Tor Sapienza, Corcolle…intorno a Roma catena di guerra bianchi-neri

Tor Sapienza, Corcolle...intorno a Roma catena di guerra bianchi-neri
Polizia intorno al centro accoglienza di Tor Sapienza

ROMA – A Tor Sapienza, dove la gente del posto tira petardi e manganellate agli immigrati del centro di accoglienza accusati di furti e aggressioni. A Corcolle, dove la tensione intorno a un centro simile ha portato gli stranieri a prendere a bastonate un paio di autobus e i residenti a scendere in strada per mandare via loro, “gli altri”, i neri. Difficile definire i torti e le ragioni di questa guerra, una guerra tra bianchi e neri in qualche modo nuova perchè il livello di violenza e tensione non è paragonabile al passato, per lo meno a Roma. Tor Sapienza e Corcolle, ma domani potrebbero essere la Romanina, l’Ardeatina, Ponte Mammolo. 

Dicono sia la storia di tutte le migrazioni, quando le comunità “altre” si innestano nel tessuto sociale delle grandi città europee. Sempre in periferia, gomito a gomito con situazioni sociali già precarie, già difficili. Cova il fastidio per anni, piccoli furti, piccoli reati, la polizia arriva e si fa più presente, la microcriminalità “autoctona” si infastidisce e non gradisce tutta l’attenzione. In Francia le chiamano “banlieu”, ed è un termine che i francesi conoscono da anni e anni, insieme allo strascico di guerriglia locale, di fazioni, di periodici lanci di petardi e bastonate, se non peggio. E’ arrivata, ormai si può dire, anche a Roma: oggi Tor Sapienza e Corcolle, domani altrove. Mancanza di mezzi e di istituzioni, torti e ragioni che si mischiano e sarà difficile, se non impossibile, ricomporre per mettere ordine. Per capire è sufficiente ascoltare qualche voce da Tor Sapienza, come si legge sul Corriere della Sera:

«Qua è ‘na tragedia», inquadra la situazione Gabriella Errico, presidentessa della cooperativa che gestisce il centro d’accoglienza, «l’altra sera hanno tirato sedici bombe carta. Ma, vede, noi non ce ne possiamo andare. Come dicono i colleghi delle altre cooperative, poi si sposterebbero alla Prenestina, all’Ardeatina…», come la pallina della roulette appunto. Gli ospiti del centro sono accusati di furti, provocazioni, persino di cambiarsi nudi alla finestra. Francesca, dirigente della struttura, calabrese, sospira: «La verità? I ragazzini sono quasi ingestibili. Vengono qui direttamente dallo sbarco. Su di loro devi partire da zero… avessimo cinque anni di tempo! Nessuno ruba. Ma qui si aggiunge disagio a disagio».

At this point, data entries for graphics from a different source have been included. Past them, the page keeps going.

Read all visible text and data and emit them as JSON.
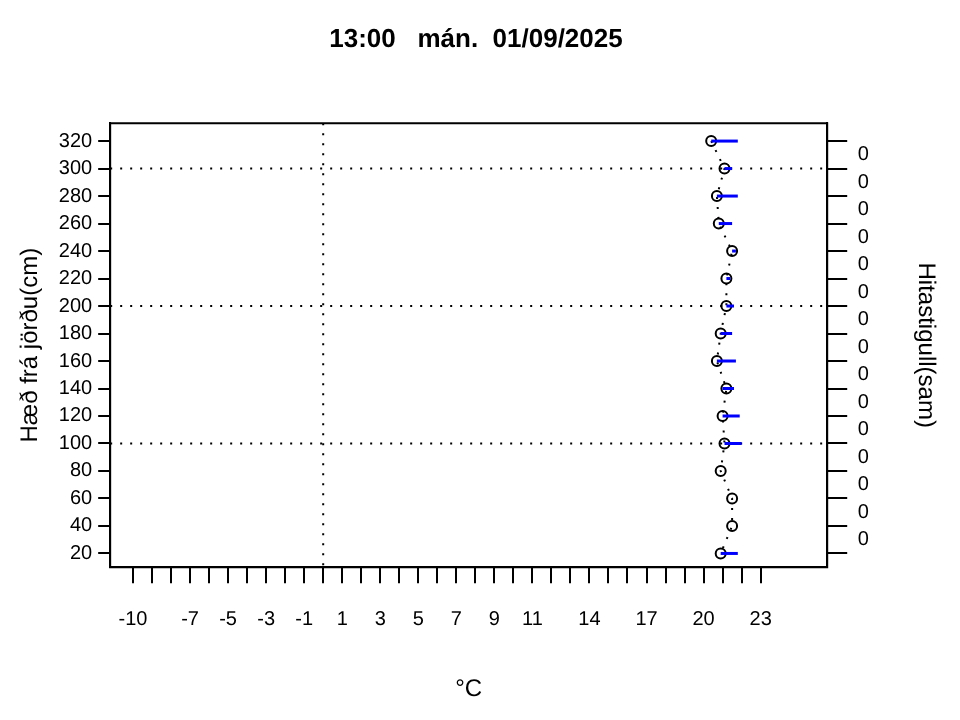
{
  "chart_data": {
    "type": "line",
    "title": "13:00   mán.  01/09/2025",
    "xlabel": "°C",
    "ylabel": "Hæð frá jörðu(cm)",
    "y2label": "Hitastigull(sam)",
    "series": [
      {
        "color": "#000000",
        "x": [
          20.4,
          21.1,
          20.7,
          20.8,
          21.5,
          21.2,
          21.2,
          20.9,
          20.7,
          21.2,
          21.0,
          21.1,
          20.9,
          21.5,
          21.5,
          20.9
        ],
        "values": [
          320,
          300,
          280,
          260,
          240,
          220,
          200,
          180,
          160,
          140,
          120,
          100,
          80,
          60,
          40,
          20
        ],
        "xerrors": [
          [
            20.4,
            21.8
          ],
          [
            21.1,
            21.5
          ],
          [
            20.7,
            21.8
          ],
          [
            20.8,
            21.5
          ],
          [
            21.5,
            21.7
          ],
          [
            21.2,
            21.4
          ],
          [
            21.2,
            21.6
          ],
          [
            20.9,
            21.5
          ],
          [
            20.7,
            21.7
          ],
          [
            21.0,
            21.6
          ],
          [
            21.0,
            21.9
          ],
          [
            21.1,
            22.0
          ],
          null,
          null,
          null,
          [
            20.9,
            21.8
          ]
        ]
      }
    ],
    "marker": "circle",
    "line_style": "dotted",
    "grid": false,
    "legend": false,
    "xlim": [
      -11.2,
      26.5
    ],
    "xticks": [
      -10,
      {
        "value": -9,
        "label": null
      },
      {
        "value": -8,
        "label": null
      },
      -7,
      {
        "value": -6,
        "label": null
      },
      -5,
      {
        "value": -4,
        "label": null
      },
      -3,
      {
        "value": -2,
        "label": null
      },
      -1,
      {
        "value": 0,
        "label": null
      },
      1,
      {
        "value": 2,
        "label": null
      },
      3,
      {
        "value": 4,
        "label": null
      },
      5,
      {
        "value": 6,
        "label": null
      },
      7,
      {
        "value": 8,
        "label": null
      },
      9,
      {
        "value": 10,
        "label": null
      },
      11,
      {
        "value": 12,
        "label": null
      },
      {
        "value": 13,
        "label": null
      },
      14,
      {
        "value": 15,
        "label": null
      },
      {
        "value": 16,
        "label": null
      },
      17,
      {
        "value": 18,
        "label": null
      },
      {
        "value": 19,
        "label": null
      },
      20,
      {
        "value": 21,
        "label": null
      },
      {
        "value": 22,
        "label": null
      },
      23
    ],
    "ylim": [
      10,
      333
    ],
    "yticks": [
      20,
      40,
      60,
      80,
      100,
      120,
      140,
      160,
      180,
      200,
      220,
      240,
      260,
      280,
      300,
      320
    ],
    "annotations": [
      "0",
      "0",
      "0",
      "0",
      "0",
      "0",
      "0",
      "0",
      "0",
      "0",
      "0",
      "0",
      "0",
      "0",
      "0"
    ],
    "ref_lines": [
      {
        "axis": "x",
        "value": 0,
        "line_style": "dotted"
      },
      {
        "axis": "y",
        "value": 100,
        "line_style": "dotted"
      },
      {
        "axis": "y",
        "value": 200,
        "line_style": "dotted"
      },
      {
        "axis": "y",
        "value": 300,
        "line_style": "dotted"
      }
    ]
  }
}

Accanto, due dei più giovani si azzuffano. Gabriella Errico sospira: «Giocano, sono esuberanti. Sa, gli egiziani?». In questa storia non si vedono ragioni, tutto sembra un torto. Persino le dimensioni del centro «Un sorriso», quasi quattromila metri quadrati per una settantina di rifugiati a 25 mila euro al mese di affitto pagati da Europa, Stato italiano e Comune di Roma. Certi spazi fanno gola in un quartiere dove prima si occupa e poi si dice buongiorno. «Ma questa è la sede della cooperativa sociale, non c’è solo l’accoglienza», spiega ancora Francesca. Di sicuro il centro attira molta polizia e la cosa non può far piacere ai padroncini dello spaccio locale: anche qualcuno di loro era in mezzo ai tafferugli.